August 29th, 1786: Shay’s Rebellion storms Northampton Courthouse and shuts the place down
If you ask someone to name one of the most important events in United States’s history, many would reply with the American Revolution. Without question, this drawn-out yet monumental fight between the colonies and their mother country (England) changed the course of history of the United States.
But were things all good once the US gained our independence in 1783? One Massachusetts upset revealed that not everything was sunshine and roses — not even close.
New England farmers weren’t happy customers
Following the end of the American Revolution, areas of coastal Massachusetts and along the Connecticut River Valley continued to thrive economically.

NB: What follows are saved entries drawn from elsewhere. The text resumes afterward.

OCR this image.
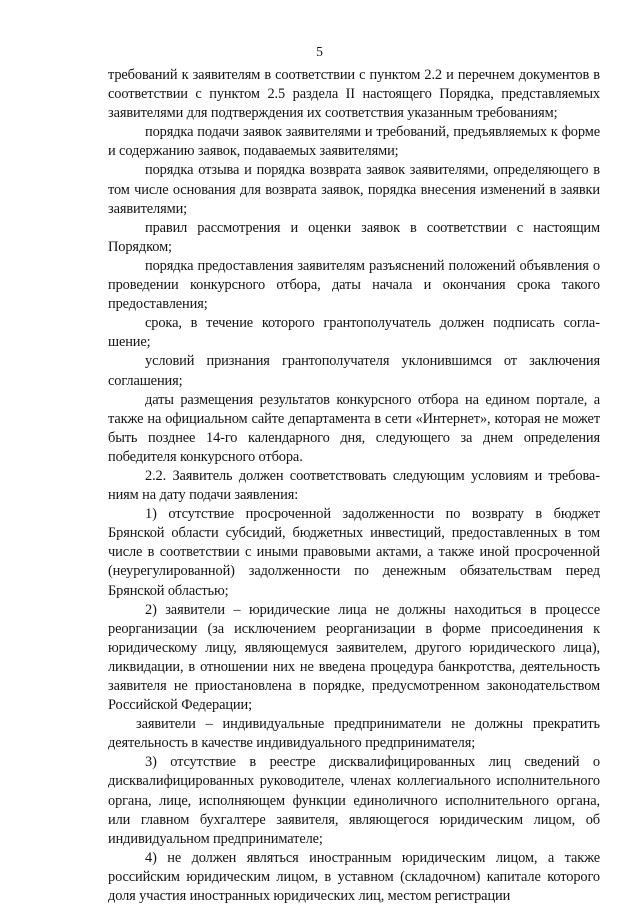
5

требований к заявителям в соответствии с пунктом 2.2 и перечнем документов в соответствии с пунктом 2.5 раздела II настоящего Порядка, представляемых заявителями для подтверждения их соответствия указанным требованиям;

порядка подачи заявок заявителями и требований, предъявляемых к форме и содержанию заявок, подаваемых заявителями;

порядка отзыва и порядка возврата заявок заявителями, определяющего в том числе основания для возврата заявок, порядка внесения изменений в заявки заявителями;

правил рассмотрения и оценки заявок в соответствии с настоящим Порядком;

порядка предоставления заявителям разъяснений положений объявления о проведении конкурсного отбора, даты начала и окончания срока такого предоставления;

срока, в течение которого грантополучатель должен подписать соглашение;

условий признания грантополучателя уклонившимся от заключения соглашения;

даты размещения результатов конкурсного отбора на едином портале, а также на официальном сайте департамента в сети «Интернет», которая не может быть позднее 14-го календарного дня, следующего за днем определения победителя конкурсного отбора.

2.2. Заявитель должен соответствовать следующим условиям и требованиям на дату подачи заявления:

1) отсутствие просроченной задолженности по возврату в бюджет Брянской области субсидий, бюджетных инвестиций, предоставленных в том числе в соответствии с иными правовыми актами, а также иной просроченной (неурегулированной) задолженности по денежным обязательствам перед Брянской областью;

2) заявители – юридические лица не должны находиться в процессе реорганизации (за исключением реорганизации в форме присоединения к юридическому лицу, являющемуся заявителем, другого юридического лица), ликвидации, в отношении них не введена процедура банкротства, деятельность заявителя не приостановлена в порядке, предусмотренном законодательством Российской Федерации;

заявители – индивидуальные предприниматели не должны прекратить деятельность в качестве индивидуального предпринимателя;

3) отсутствие в реестре дисквалифицированных лиц сведений о дисквалифицированных руководителе, членах коллегиального исполнительного органа, лице, исполняющем функции единоличного исполнительного органа, или главном бухгалтере заявителя, являющегося юридическим лицом, об индивидуальном предпринимателе;

4) не должен являться иностранным юридическим лицом, а также российским юридическим лицом, в уставном (складочном) капитале которого доля участия иностранных юридических лиц, местом регистрации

Trade between England, the West Indies, and this area allowed the merchant class to consistently take control of the government.
Those hit the hardest were local farmers, who had to abide by strict currency and trade guidelines. This led many poor farmers to fall further into debt and many even lost their land. These citizens were at the breaking point, and one man decided to stand up for this undervalued population.
One revolutionary soldier was fed up
Sick and tired of watching his fellow citizens being mistreated by a greedy government, a man named Daniel Shays took to action. Like any good Revolutionary War veteran, Shays was more than willing to stand up for the well-being of his people.
Shays wasn’t alone. He gathered 4,000 other fed-up rebels in an attempt to overthrow the government of Massachusetts. This tension continued to build for a whopping six months, and on August 29th, 1786, Shays and the rebels stormed the Northhampton Courthouse. They wanted to prevent fellow citizens from being imprisoned due to unpaid debts. This became known as Shays’ Rebellion — a fitting name for one man’s massive uproar.
This lead to the entire courthouse being shut down. Although the rebellion wasn’t a success, this uprising influenced the way American government is run today.
Shays’s Rebellion sparked change that caught like wildfire
Shays’s rebels were obviously no match for government militia. Despite being outnumbered and defeated, these brave farmers still managed to completely transform the country’s newborn political climate.
This unappreciated yet mighty rebellion lead to the creation of the US Constitution in 1787, and it even persuaded George Washington to bail on his Virginia plantation to become the first President.
Daniel Shays didn’t exactly get to bask in his heroic glory. He fled to Vermont, New Hampshire, and then later settled in New York where he was eventually pardoned. He died in 1825 at the age of 78.
Standing up for the little guy never seemed so important — and for that, we salute you, Daniel Shays.